カイユボットは1876年に遺言を書いています。
それからさらに1883年と1889年に追記をしています。

以下は、最初の遺言を訳したものです。

(ただ、、、全体的にちょっと自信がないんだけど・・・)


         *     *

私は、1878年に非妥協派もしくは印象派として知られる画家達の展覧会が最高の状態で開かれるために必要な金額が私の財産から使われることを望む。
現在のところその金額を算出するのは難しいが、それは3〜4万フランかそれ以上になるだろう。
この展覧会に加わる画家は、ドガ、モネ、ピサロ、ルノアール、セザンヌ、シスレー、モリゾだ。
私は彼らの名をあげるが、他の人を除外するというわけではない。

私は、国に私の所有する絵を寄付する。
私が望むことはこの遺贈が受け入れられることだ。 屋根裏部屋でも、地方の美術館でもなくリュクサンブール へ、後にルーヴルへ受け入れられることを望む。
この遺言が履行されるのには、市民に受け入れられるまで、どのくらいとはわからないがかなりの時間がかかるだろう。
それは20年か、それ以上かかるかもしれない。それまでは私の弟マルシャルか、彼が達成できなかったときは私の相続人がそれらを管理するものとする。
ルノワールに私の遺言執行人を依頼する。また彼が選ぶ絵を彼にあげるてほしい。ルノワールは重要な執行人となるだろう。

1876年11月3日パリにて複写


         *     *

【書籍2】に原文(フランス語)と英文の全文がでているので読んでみたい方はそちらをご覧下さいナ。

1883年の遺言補足

カイユボットは1883年に、1876年の遺言の追加補足をし、あわせてモーに住む友人のアルベルト=クルティエに預けました。

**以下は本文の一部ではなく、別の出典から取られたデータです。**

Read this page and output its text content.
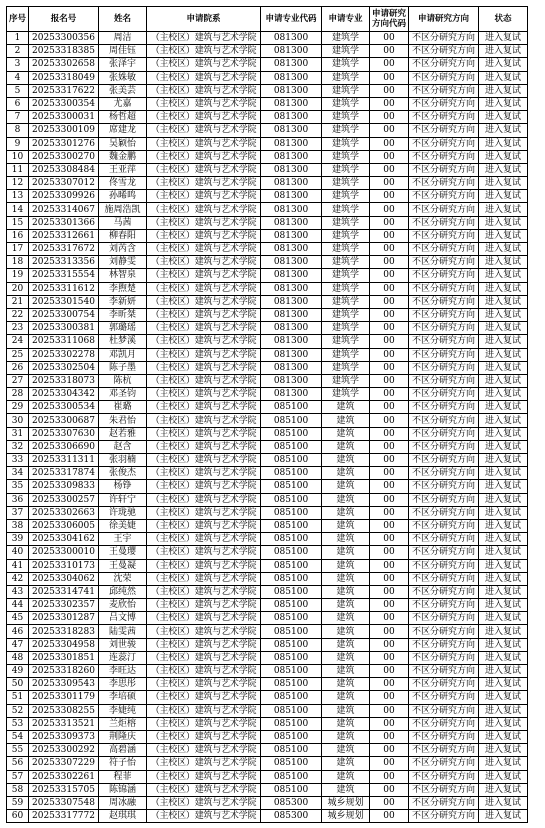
序号	报名号	姓名	申请院系	申请专业代码	申请专业	申请研究方向代码	申请研究方向	状态
1	20253300356	周洁	（主校区）建筑与艺术学院	081300	建筑学	00	不区分研究方向	进入复试
2	20253318385	周佳钰	（主校区）建筑与艺术学院	081300	建筑学	00	不区分研究方向	进入复试
3	20253302658	张泽宇	（主校区）建筑与艺术学院	081300	建筑学	00	不区分研究方向	进入复试
4	20253318049	张姝敏	（主校区）建筑与艺术学院	081300	建筑学	00	不区分研究方向	进入复试
5	20253317622	张美芸	（主校区）建筑与艺术学院	081300	建筑学	00	不区分研究方向	进入复试
6	20253300354	尤嘉	（主校区）建筑与艺术学院	081300	建筑学	00	不区分研究方向	进入复试
7	20253300031	杨哲超	（主校区）建筑与艺术学院	081300	建筑学	00	不区分研究方向	进入复试
8	20253300109	席建龙	（主校区）建筑与艺术学院	081300	建筑学	00	不区分研究方向	进入复试
9	20253301276	吴颖怡	（主校区）建筑与艺术学院	081300	建筑学	00	不区分研究方向	进入复试
10	20253300270	魏金鹏	（主校区）建筑与艺术学院	081300	建筑学	00	不区分研究方向	进入复试
11	20253308484	王亚萍	（主校区）建筑与艺术学院	081300	建筑学	00	不区分研究方向	进入复试
12	20253307012	佟雪龙	（主校区）建筑与艺术学院	081300	建筑学	00	不区分研究方向	进入复试
13	20253309926	孙晞鸣	（主校区）建筑与艺术学院	081300	建筑学	00	不区分研究方向	进入复试
14	20253314067	施周浩凯	（主校区）建筑与艺术学院	081300	建筑学	00	不区分研究方向	进入复试
15	20253301366	马茜	（主校区）建筑与艺术学院	081300	建筑学	00	不区分研究方向	进入复试
16	20253312661	柳春阳	（主校区）建筑与艺术学院	081300	建筑学	00	不区分研究方向	进入复试
17	20253317672	刘芮含	（主校区）建筑与艺术学院	081300	建筑学	00	不区分研究方向	进入复试
18	20253313356	刘静雯	（主校区）建筑与艺术学院	081300	建筑学	00	不区分研究方向	进入复试
19	20253315554	林智泉	（主校区）建筑与艺术学院	081300	建筑学	00	不区分研究方向	进入复试
20	20253311612	李煦楚	（主校区）建筑与艺术学院	081300	建筑学	00	不区分研究方向	进入复试
21	20253301540	李新妍	（主校区）建筑与艺术学院	081300	建筑学	00	不区分研究方向	进入复试
22	20253300754	李昕桀	（主校区）建筑与艺术学院	081300	建筑学	00	不区分研究方向	进入复试
23	20253300381	郭璐瑶	（主校区）建筑与艺术学院	081300	建筑学	00	不区分研究方向	进入复试
24	20253311068	杜梦溪	（主校区）建筑与艺术学院	081300	建筑学	00	不区分研究方向	进入复试
25	20253302278	邓凯月	（主校区）建筑与艺术学院	081300	建筑学	00	不区分研究方向	进入复试
26	20253302504	陈子墨	（主校区）建筑与艺术学院	081300	建筑学	00	不区分研究方向	进入复试
27	20253318073	陈杭	（主校区）建筑与艺术学院	081300	建筑学	00	不区分研究方向	进入复试
28	20253304342	邓圣钧	（主校区）建筑与艺术学院	081300	建筑学	00	不区分研究方向	进入复试
29	20253300534	崔璐	（主校区）建筑与艺术学院	085100	建筑	00	不区分研究方向	进入复试
30	20253300687	朱君怡	（主校区）建筑与艺术学院	085100	建筑	00	不区分研究方向	进入复试
31	20253307630	赵若雅	（主校区）建筑与艺术学院	085100	建筑	00	不区分研究方向	进入复试
32	20253306690	赵含	（主校区）建筑与艺术学院	085100	建筑	00	不区分研究方向	进入复试
33	20253311311	张羽楠	（主校区）建筑与艺术学院	085100	建筑	00	不区分研究方向	进入复试
34	20253317874	张俊杰	（主校区）建筑与艺术学院	085100	建筑	00	不区分研究方向	进入复试
35	20253309833	杨铮	（主校区）建筑与艺术学院	085100	建筑	00	不区分研究方向	进入复试
36	20253300257	许轩宁	（主校区）建筑与艺术学院	085100	建筑	00	不区分研究方向	进入复试
37	20253302663	许珑驰	（主校区）建筑与艺术学院	085100	建筑	00	不区分研究方向	进入复试
38	20253306005	徐美婕	（主校区）建筑与艺术学院	085100	建筑	00	不区分研究方向	进入复试
39	20253304162	王宇	（主校区）建筑与艺术学院	085100	建筑	00	不区分研究方向	进入复试
40	20253300010	王曼璎	（主校区）建筑与艺术学院	085100	建筑	00	不区分研究方向	进入复试
41	20253310173	王曼凝	（主校区）建筑与艺术学院	085100	建筑	00	不区分研究方向	进入复试
42	20253304062	沈荣	（主校区）建筑与艺术学院	085100	建筑	00	不区分研究方向	进入复试
43	20253314741	邱纯然	（主校区）建筑与艺术学院	085100	建筑	00	不区分研究方向	进入复试
44	20253302357	麦欣怡	（主校区）建筑与艺术学院	085100	建筑	00	不区分研究方向	进入复试
45	20253301287	吕文博	（主校区）建筑与艺术学院	085100	建筑	00	不区分研究方向	进入复试
46	20253318283	陆雯茜	（主校区）建筑与艺术学院	085100	建筑	00	不区分研究方向	进入复试
47	20253304958	刘世骏	（主校区）建筑与艺术学院	085100	建筑	00	不区分研究方向	进入复试
48	20253301851	连蕊汀	（主校区）建筑与艺术学院	085100	建筑	00	不区分研究方向	进入复试
49	20253318260	李旺达	（主校区）建筑与艺术学院	085100	建筑	00	不区分研究方向	进入复试
50	20253309543	李思彤	（主校区）建筑与艺术学院	085100	建筑	00	不区分研究方向	进入复试
51	20253301179	李培硕	（主校区）建筑与艺术学院	085100	建筑	00	不区分研究方向	进入复试
52	20253308255	李婕纯	（主校区）建筑与艺术学院	085100	建筑	00	不区分研究方向	进入复试
53	20253313521	兰炬榕	（主校区）建筑与艺术学院	085100	建筑	00	不区分研究方向	进入复试
54	20253309373	荆隆庆	（主校区）建筑与艺术学院	085100	建筑	00	不区分研究方向	进入复试
55	20253300292	高碧涵	（主校区）建筑与艺术学院	085100	建筑	00	不区分研究方向	进入复试
56	20253307229	符子怡	（主校区）建筑与艺术学院	085100	建筑	00	不区分研究方向	进入复试
57	20253302261	程菲	（主校区）建筑与艺术学院	085100	建筑	00	不区分研究方向	进入复试
58	20253315705	陈锦涵	（主校区）建筑与艺术学院	085100	建筑	00	不区分研究方向	进入复试
59	20253307548	周冰融	（主校区）建筑与艺术学院	085300	城乡规划	00	不区分研究方向	进入复试
60	20253317772	赵琪琪	（主校区）建筑与艺术学院	085300	城乡规划	00	不区分研究方向	进入复试
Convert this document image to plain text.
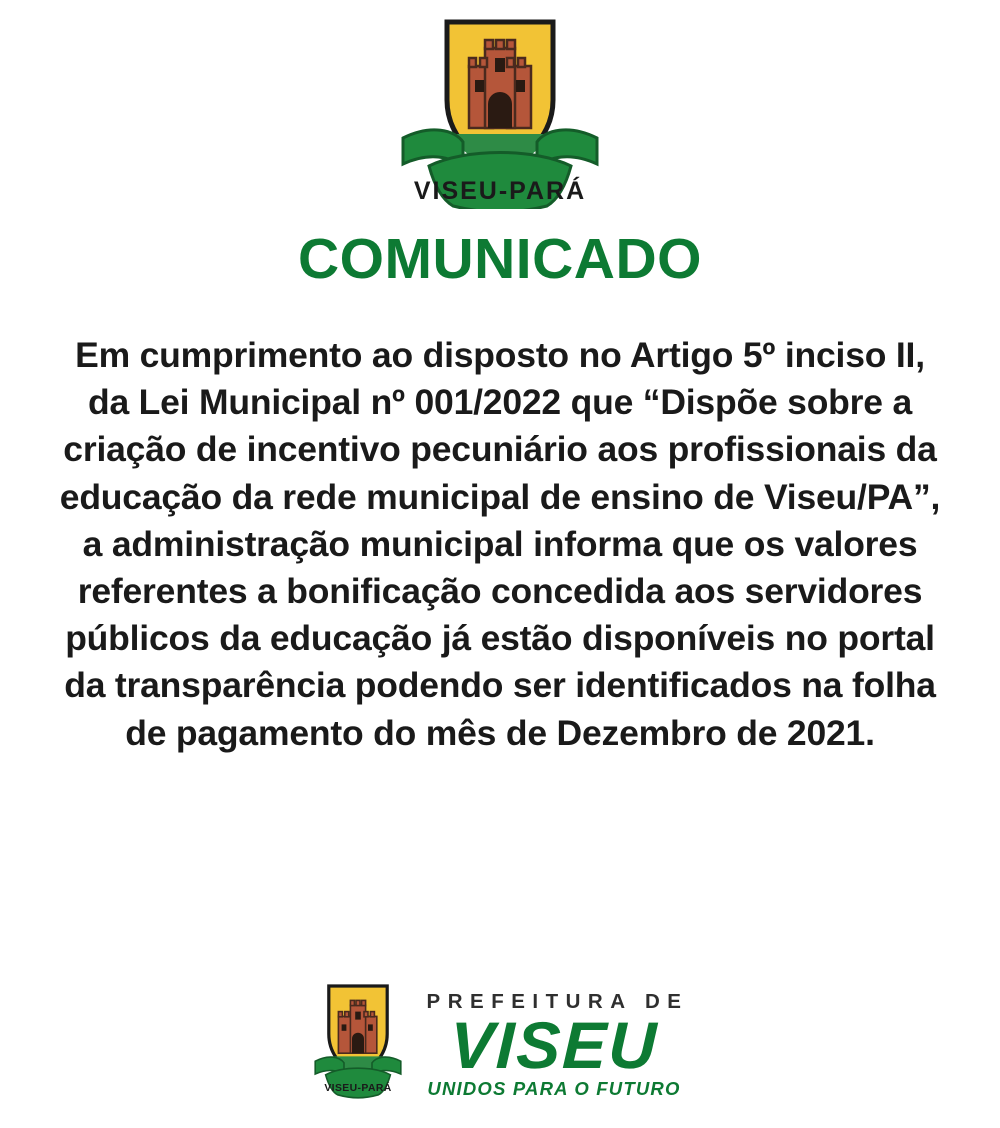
VISEU-PARÁ
COMUNICADO
Em cumprimento ao disposto no Artigo 5º inciso II, da Lei Municipal nº 001/2022 que “Dispõe sobre a criação de incentivo pecuniário aos profissionais da educação da rede municipal de ensino de Viseu/PA”, a administração municipal informa que os valores referentes a bonificação concedida aos servidores públicos da educação já estão disponíveis no portal da transparência podendo ser identificados na folha de pagamento do mês de Dezembro de 2021.
VISEU-PARÁ
PREFEITURA DE
VISEU
UNIDOS PARA O FUTURO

この遺言の中でカイユボットはシャルロット=ベルティエなる女性に遺産の一部を残しました。
この女性はカイユボットの恋人といえる女性ですがあまり詳しいことはわかっていません。

また、ルノワールが借金の心配をしないように気遣っています。
ジェニー=クルティエ(モーで1877年6月20に生まれた)はアルベルトの娘で、カイユボットは彼女の代父でした。
(代父:洗礼式に立会い、神に対する契約の証人となる。名付け親となることもある)

         *     *

これは私の遺言である。

私の弟ルネが亡くなった1876年に私が作成した遺言は、私の友人アルベルト=クルティエによって発表されるだろう。
1878年の展覧会に関する意志は、当然不必要となったが、私は他の画家が描いた絵を遺贈するという意志の全ての部分を維持する。
ルノワールについては私が彼に貸したお金について決して心配があってはならない、彼の借金から完全に自由にし、彼をレグラント氏との連帯、個別責任から完全に解放するつもりである。

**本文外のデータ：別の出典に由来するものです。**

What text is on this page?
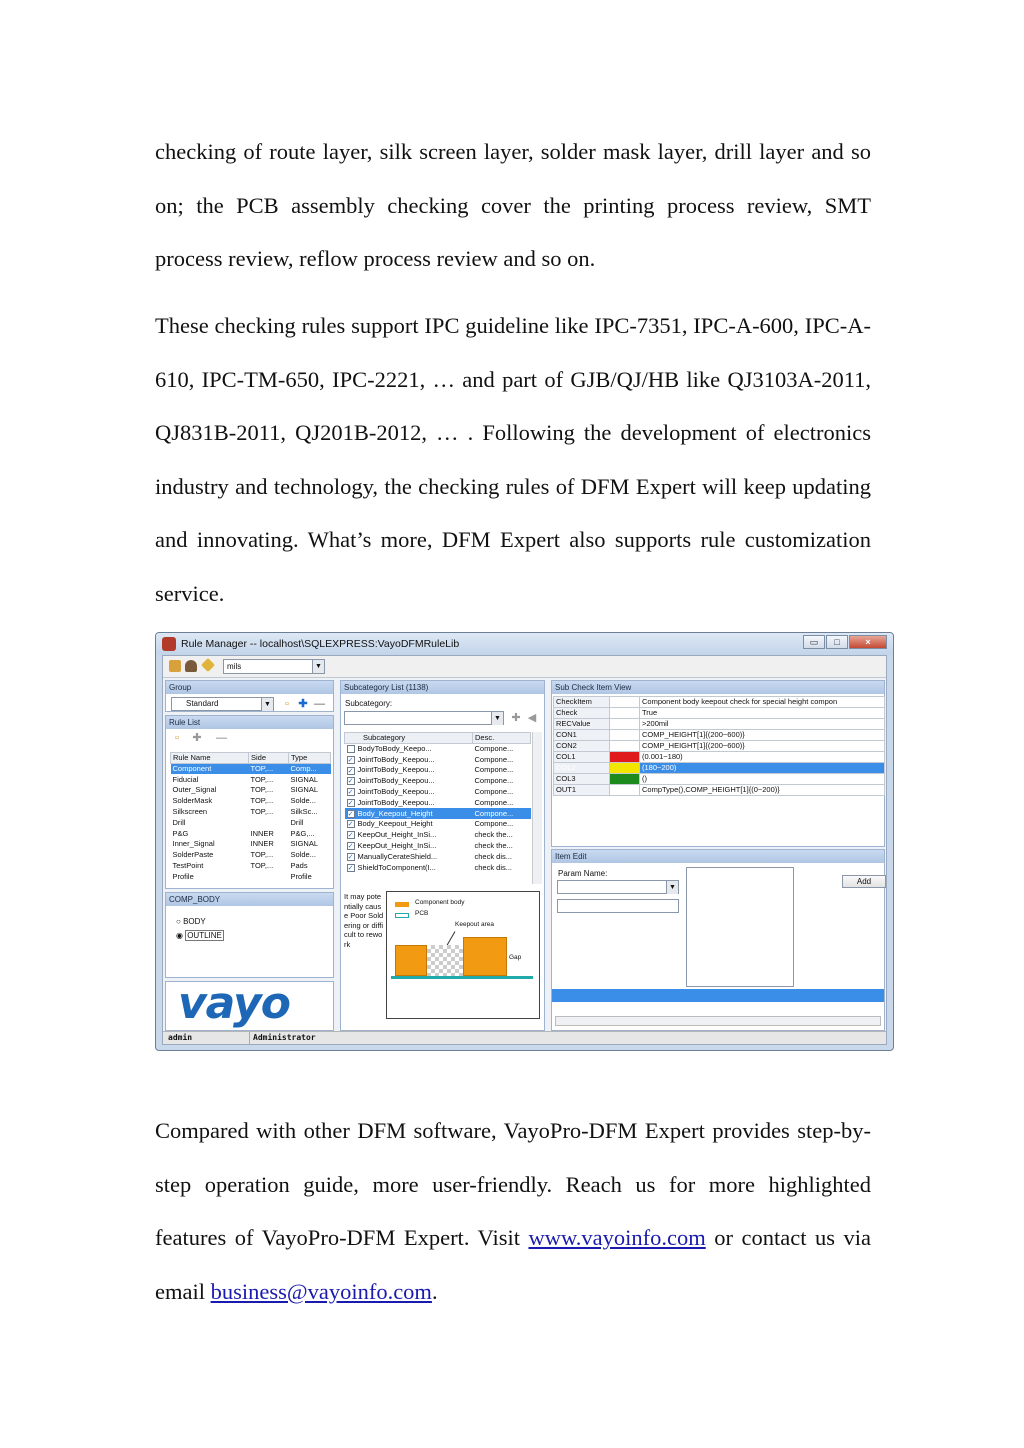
checking of route layer, silk screen layer, solder mask layer, drill layer and so on; the PCB assembly checking cover the printing process review, SMT process review, reflow process review and so on.
These checking rules support IPC guideline like IPC-7351, IPC-A-600, IPC-A-610, IPC-TM-650, IPC-2221, … and part of GJB/QJ/HB like QJ3103A-2011, QJ831B-2011, QJ201B-2012, … . Following the development of electronics industry and technology, the checking rules of DFM Expert will keep updating and innovating. What’s more, DFM Expert also supports rule customization service.
Rule Manager -- localhost\SQLEXPRESS:VayoDFMRuleLib	▭	□	×
mils	▼
Group
Standard	▼ ▫ ✚ —
Rule List
▫ ✚ —
Rule Name	Side	Type
Component	TOP,...	Comp...
Fiducial	TOP,...	SIGNAL
Outer_Signal	TOP,...	SIGNAL
SolderMask	TOP,...	Solde...
Silkscreen	TOP,...	SilkSc...
Drill		Drill
P&G	INNER	P&G,...
Inner_Signal	INNER	SIGNAL
SolderPaste	TOP,...	Solde...
TestPoint	TOP,...	Pads
Profile		Profile
COMP_BODY
○ BODY
◉ OUTLINE
vayo
Subcategory List (1138)
Subcategory:
▼ ✚ ◀
Subcategory	Desc.
BodyToBody_Keepo...	Compone...
✓ JointToBody_Keepou...	Compone...
✓ JointToBody_Keepou...	Compone...
✓ JointToBody_Keepou...	Compone...
✓ JointToBody_Keepou...	Compone...
✓ JointToBody_Keepou...	Compone...
✓ Body_Keepout_Height	Compone...
✓ Body_Keepout_Height	Compone...
✓ KeepOut_Height_InSi...	check the...
✓ KeepOut_Height_InSi...	check the...
✓ ManuallyCerateShield...	check dis...
✓ ShieldToComponent(I...	check dis...
It may potentially cause Poor Soldering or difficult to rework
Component body
PCB
Keepout area
Gap
Sub Check Item View
CheckItem		Component body keepout check for special height compon
Check		True
RECValue		>200mil
CON1		COMP_HEIGHT[1]{(200~600)}
CON2		COMP_HEIGHT[1]{(200~600)}
COL1		(0.001~180)
COL2		(180~200)
COL3		()
OUT1		CompType(),COMP_HEIGHT[1]{(0~200)}
Item Edit
Param Name:
▼
Add
admin	Administrator
Compared with other DFM software, VayoPro-DFM Expert provides step-by-step operation guide, more user-friendly. Reach us for more highlighted features of VayoPro-DFM Expert. Visit www.vayoinfo.com or contact us via email business@vayoinfo.com.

シャルロット=ベルティエ嬢には1万2000フランの終身年金を残す。
この年金は差し押さえられることなく、毎月支払われること。15日ごとなら更にが好ましい。この件をアルベルト=クルティエに一任する。この年金は、すべての相続税とは全く別のものとする。

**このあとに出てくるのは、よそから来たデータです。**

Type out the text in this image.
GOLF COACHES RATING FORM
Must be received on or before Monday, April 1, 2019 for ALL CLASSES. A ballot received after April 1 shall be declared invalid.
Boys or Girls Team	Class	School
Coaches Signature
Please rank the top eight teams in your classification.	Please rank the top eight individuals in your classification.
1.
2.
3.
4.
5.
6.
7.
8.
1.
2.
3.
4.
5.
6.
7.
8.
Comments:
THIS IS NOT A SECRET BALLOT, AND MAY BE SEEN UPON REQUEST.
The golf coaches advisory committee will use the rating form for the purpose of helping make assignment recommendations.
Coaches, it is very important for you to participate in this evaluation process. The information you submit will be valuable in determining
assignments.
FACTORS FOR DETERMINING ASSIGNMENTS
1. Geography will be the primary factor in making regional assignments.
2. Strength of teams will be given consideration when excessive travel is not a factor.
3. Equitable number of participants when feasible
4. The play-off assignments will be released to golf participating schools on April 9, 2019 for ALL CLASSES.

私のゴッドドーター、ジェニー=クルティエに、2万フランを残す。
そして弟のマルシャルには法的に彼のものになる株に加えて、二人で所有していた不動産と私個人が所有していた不動産を譲る。

1883年11月20日パリにて作成

1889年の遺言補足

最後の遺言補足です。
シャルロット=ベルティエというカイユボットの恋人に自分の家を残すことにしました。
実際にこの遺言は実際に執行されたそうです。

ルース氏はボートデザイナーでした。


         *     *

私は、上記のすべての条項を維持します。
加えて、シャルロット=ベルティエ嬢に私が所有するプティ=ジャンヌヴィリエの家を譲ります。
この家は現在ルース氏に貸しているが、すべての相続動産税が掛からないものとする。